Currently, there are specific scoring system used in cirrhosis patients to assess their liver function, such as Child-Turcotte-Pugh (CTP) and Model for End-Stage Liver Disease (MELD). Additionally, there are other general scoring systems that can also be used in cirrhosis patients admitted to the ICU, such as Acute Physiology And Chronic Health Evaluation (APACHE) II and III, Sequential Organ Failure Assessment (SOFA), Multiple Organ Dysfunction Score (MODS), and RIFLE (Risk, Injury, Failure, Loss And End-Stage Renal Failure) [26]. The scoring system using CTP and MELD is useful in indicating the severity of liver disease, but it still has prognostic errors in predicting death caused by extrahepatic organ dysfunction. Kavli et al. reported in their study that an increase in the number of organ failures in patients with liver cirrhosis was associated with a higher mortality rate in alcoholic patients with liver cirrhosis [27]. Patients with three or more organ failure conditions had a mortality rate of over 90% while in the ICU. In a similar study of ICU patients with liver cirrhosis, Saliba et al. found that SOFA and APACHE II scores were superior to CTP and MELD scores, with mortality ranging from 34–69% [28].

Limitation and strength

This research has limitations that should be taken into consideration. The results of this study need to be interpreted with caution as some patients were lost to follow-up. However, the characteristics of these patients did not differ significantly from those included in the final analysis based on Child-Pugh (p = 0.530), MELD (p = 0.178), and Leucocyte (p = 0.291). The potential for selection bias is minimal since the lost follow-up patients were similar to those included in the final analysis. Additionally, this is a single-center study with a small sample size, which means that the findings may not be generalizable to other countries or populations.

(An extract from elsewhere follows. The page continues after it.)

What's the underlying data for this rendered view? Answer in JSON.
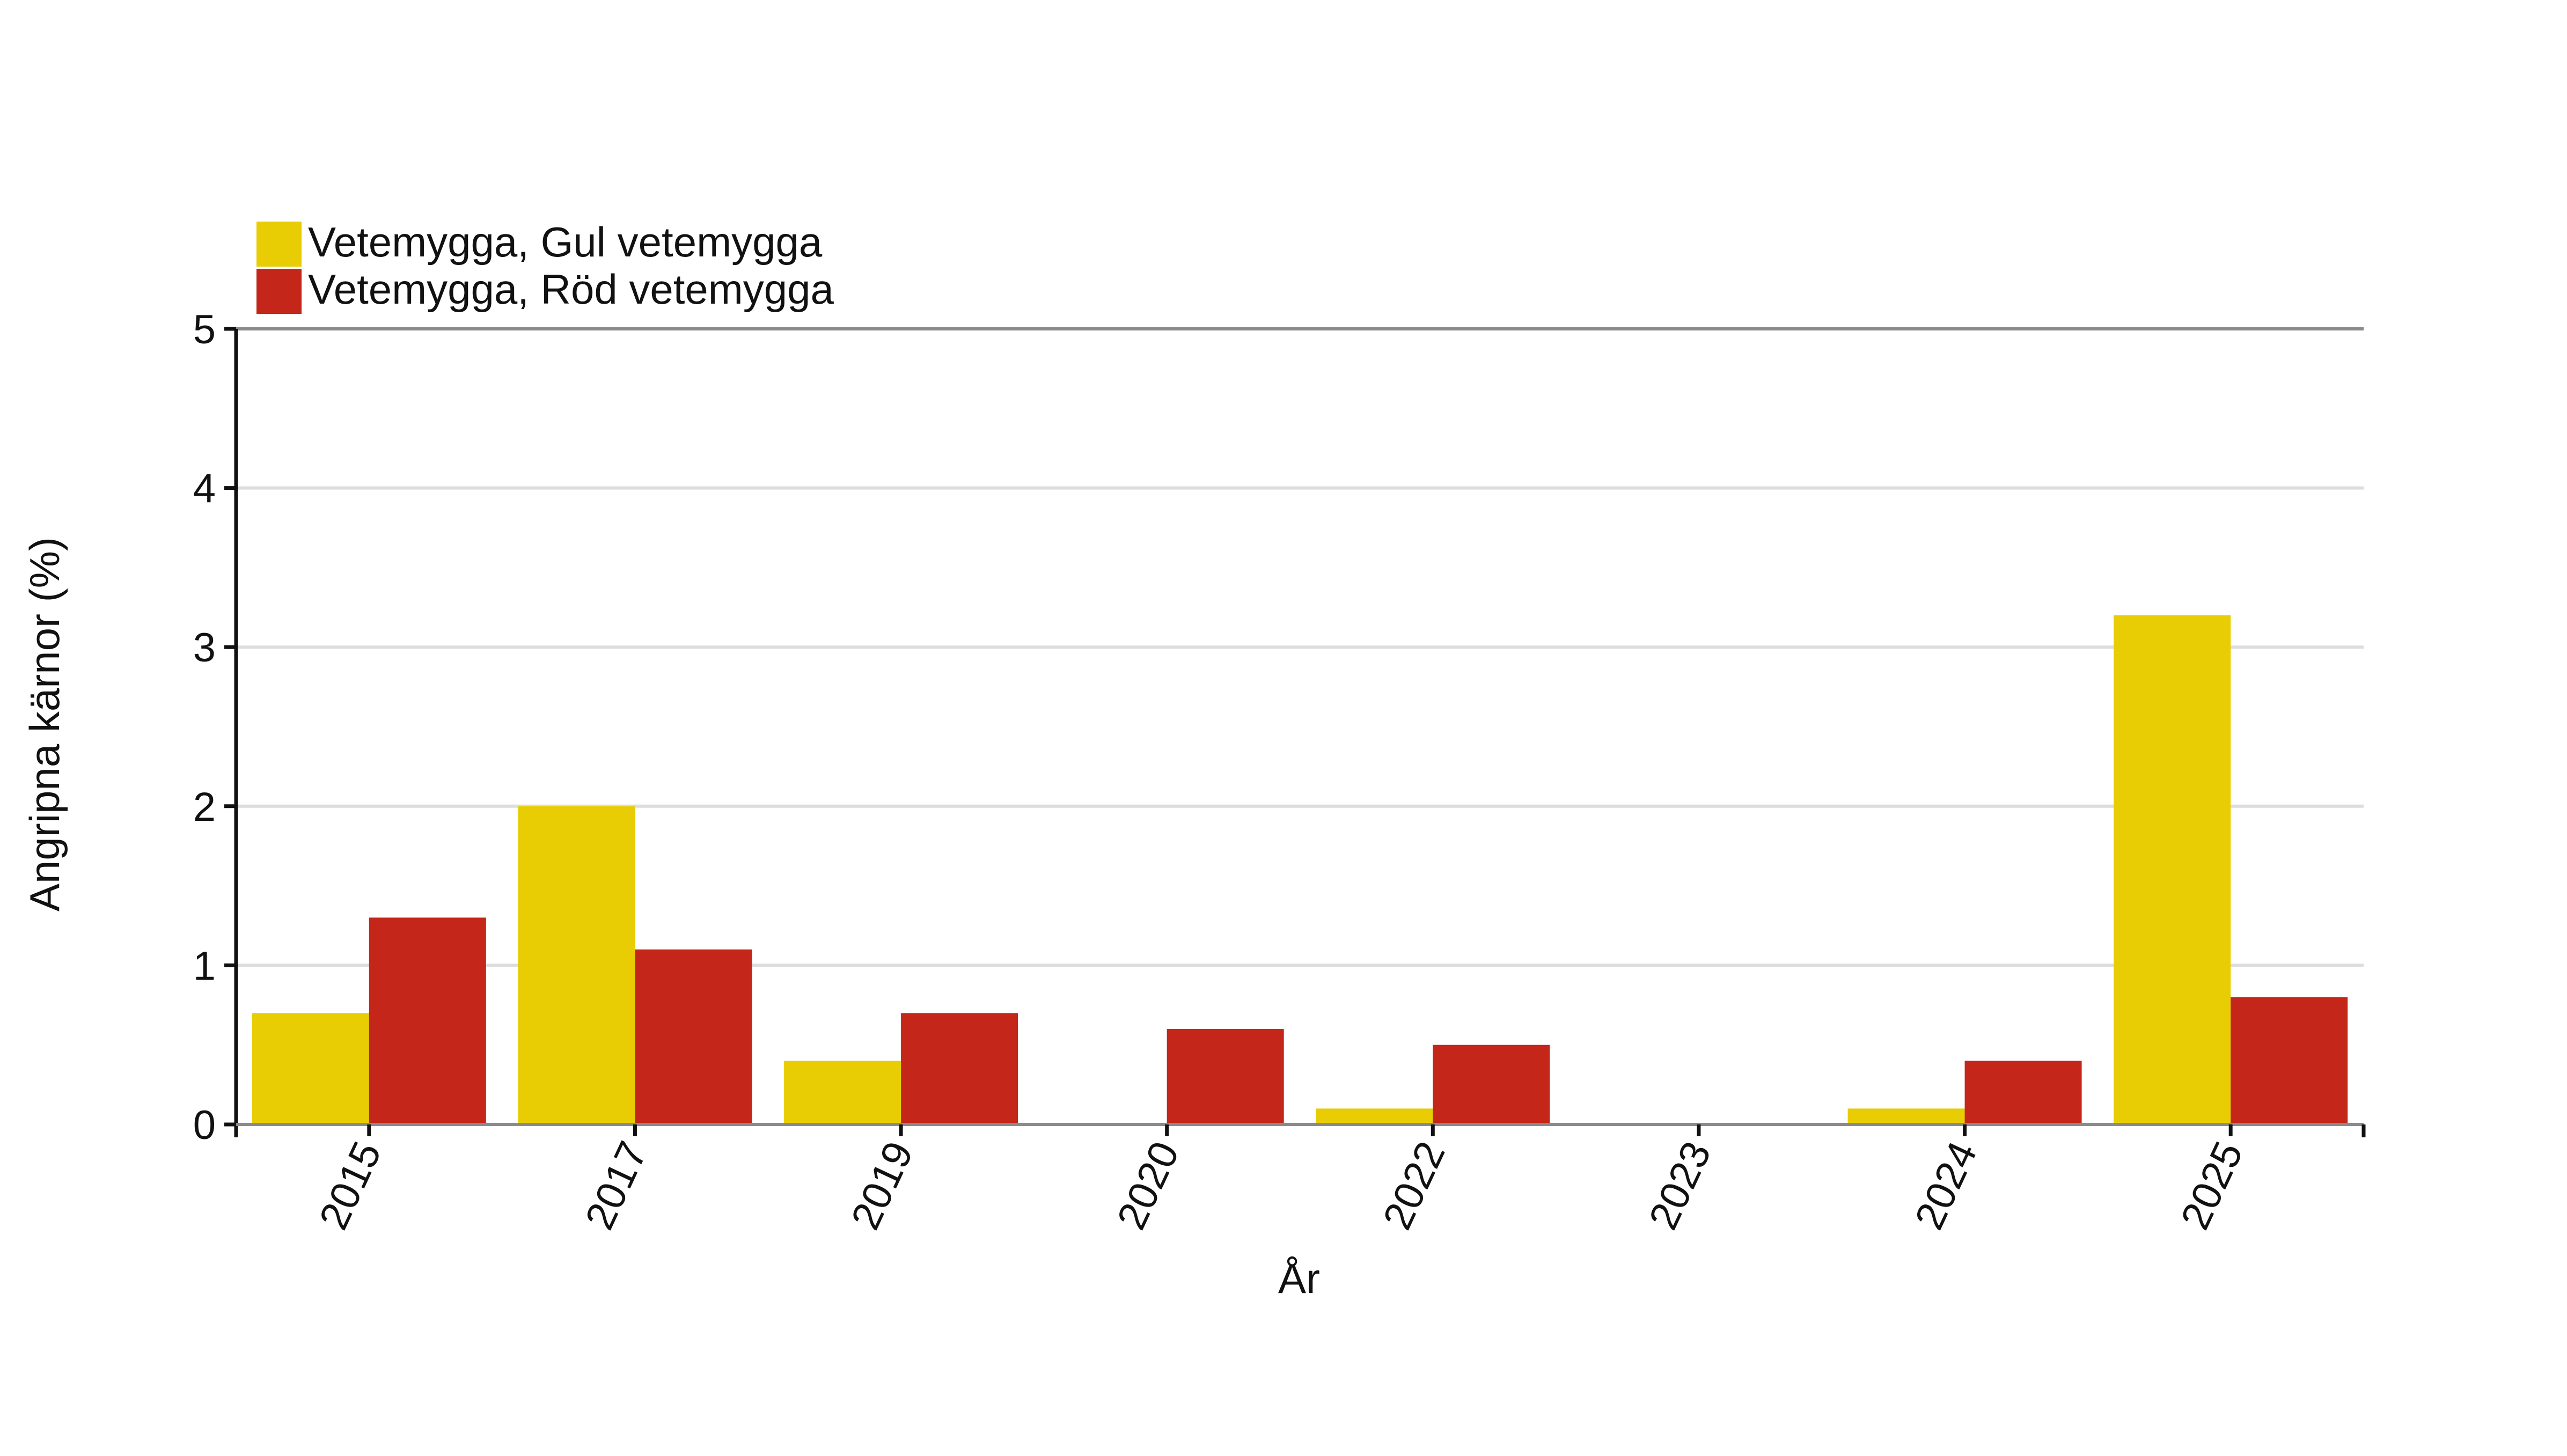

Despite the need for cautious interpretation of the results, this study provides a valuable contribution by validating a previous retrospective cohort study conducted by Gani et al in 2017. The reliability of Child Pugh and MELD as tools for assessing mortality in LC patients is supported by the findings of both studies, which were conducted in similar hospital settings.

Conclusion

The 90-day mortality of patients with liver cirrhosis after hospitalization was 42.2%. The factors that contributed were Child-Pugh, MELD, and leukocytes. The discriminative value of the AUC from the combination of these three variables was promising, with an AUC of 0.921 (95% CI: 0.876–0.967). According to this scoring system, patients were categorized into three risk categories: low risk (score of 0–3, probability of patient’s death 4.1% − 18.4%), moderate risk (score of 5–6, probability of patient’s death 40.5% − 54.2%), and high risk (score of 8–11, probability of patient’s death 78.1% − 94.9%). Clinicians can use this scoring system upon admission to determine the clinical judgment of cirrhotic patients.